STATE OF TEXAS, Appellee
On Appeal from the 35th District Court
Brown County, Texas
Trial Court Cause No. CR20718
M E M O R A N D U M O P I N I O N
Michael Shane Coronado appeals his conviction by the trial court, upon his open plea of guilty, of the offense of “Continuous Sexual Abuse of Young Child or Children.” Following Coronado’s plea of true to enhancement allegations, the trial court assessed his punishment at life imprisonment in the Texas Department of Criminal Justice, Institutional Division. Coronado contends in a single issue that the punishment assessed was cruel and unusual because it is grossly disproportionate to the act committed under both the United States and Texas Constitutions. We affirm.

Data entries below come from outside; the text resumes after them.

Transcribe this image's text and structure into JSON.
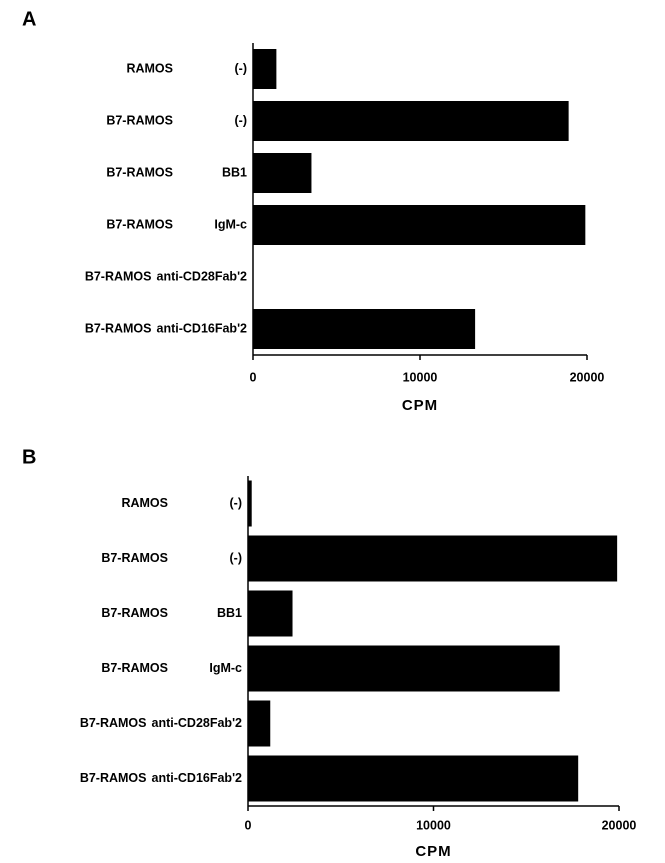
{
  "chart_data": [
    {
      "type": "barh",
      "panel_label": "A",
      "categories": [
        [
          "RAMOS",
          "(-)"
        ],
        [
          "B7-RAMOS",
          "(-)"
        ],
        [
          "B7-RAMOS",
          "BB1"
        ],
        [
          "B7-RAMOS",
          "IgM-c"
        ],
        [
          "B7-RAMOS",
          "anti-CD28Fab'2"
        ],
        [
          "B7-RAMOS",
          "anti-CD16Fab'2"
        ]
      ],
      "values": [
        1400,
        18900,
        3500,
        19900,
        0,
        13300
      ],
      "color": "#000000",
      "xlabel": "CPM",
      "xlim": [
        0,
        20000
      ],
      "xticks": [
        0,
        10000,
        20000
      ]
    },
    {
      "type": "barh",
      "panel_label": "B",
      "categories": [
        [
          "RAMOS",
          "(-)"
        ],
        [
          "B7-RAMOS",
          "(-)"
        ],
        [
          "B7-RAMOS",
          "BB1"
        ],
        [
          "B7-RAMOS",
          "IgM-c"
        ],
        [
          "B7-RAMOS",
          "anti-CD28Fab'2"
        ],
        [
          "B7-RAMOS",
          "anti-CD16Fab'2"
        ]
      ],
      "values": [
        200,
        19900,
        2400,
        16800,
        1200,
        17800
      ],
      "color": "#000000",
      "xlabel": "CPM",
      "xlim": [
        0,
        20000
      ],
      "xticks": [
        0,
        10000,
        20000
      ]
    }
  ]
}
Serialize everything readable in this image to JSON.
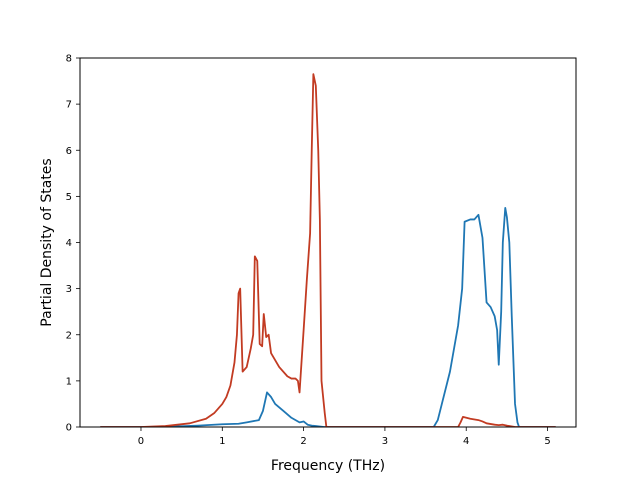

Texas courts have traditionally held that, as long as the punishment is within the range established by the legislature in a valid statute, the punishment assessed does not violate either the federal or Texas prohibitions against cruel and/or unusual punishment. Jackson v. State, 989 S.W.2d 842, 846 (Tex. App.—Texarkana 1999, no pet.). However, the Eighth Amendment protection against cruel and unusual punishment also precludes sentences that are disproportionate. McGruder v. Puckett, 954 F.2d 313, 316 (5th Cir. 1992). In considering a claim that a sentence is disproportionate, we first make a threshold comparison of the gravity of the appellant’s offenses against the severity of his or her sentence. Id. Only if we infer that the sentence is grossly disproportionate to the offense will we then compare the sentence received to sentences for similar crimes in Texas and sentences for the same crime in other jurisdictions. Id.
Coronado pleaded true to two enhancement paragraphs alleging that he had previously been convicted of two felony offenses of burglary of a habitation. That being the case, his sentence was imposed to reflect the seriousness of his most recent offense, not as it stands alone, but in light of his prior offenses. Id. Given evidence that Coronado had sexual activity over a period of time with his biological daughter and the fact that he had previously been convicted on more than one occasion of the offense of burglary of a habitation, we hold that Coronado’s punishment was not unconstitutionally disproportionate. See Rummel v. Estelle, 445 U.S. 263 (1980). We also note that, even if we had proceeded to compare Coronado’s sentence to those received for similar crimes in Texas or in other jurisdictions, Coronado has not referred us to any evidence in the record to which we could refer in making such a comparison or to any authority to support his contention that his sentence is disproportionate. We overrule Coronado’s sole issue on appeal.
The judgment is affirmed.
PER CURIAM
November 1, 2012
Do not publish. See Tex. R. App. P. 47.2(b).
Panel[1] consists of: Wright, C.J.,
McCall, J., and Hill.[2]
[1]Eric Kalenak, Justice, resigned effective September 3, 2012. The justice position is vacant pending appointment of a successor by the governor or until the next general election.
[2]John G. Hill, Former Chief Justice, Court of Appeals, 2nd District of Texas at Fort Worth, sitting by assignment.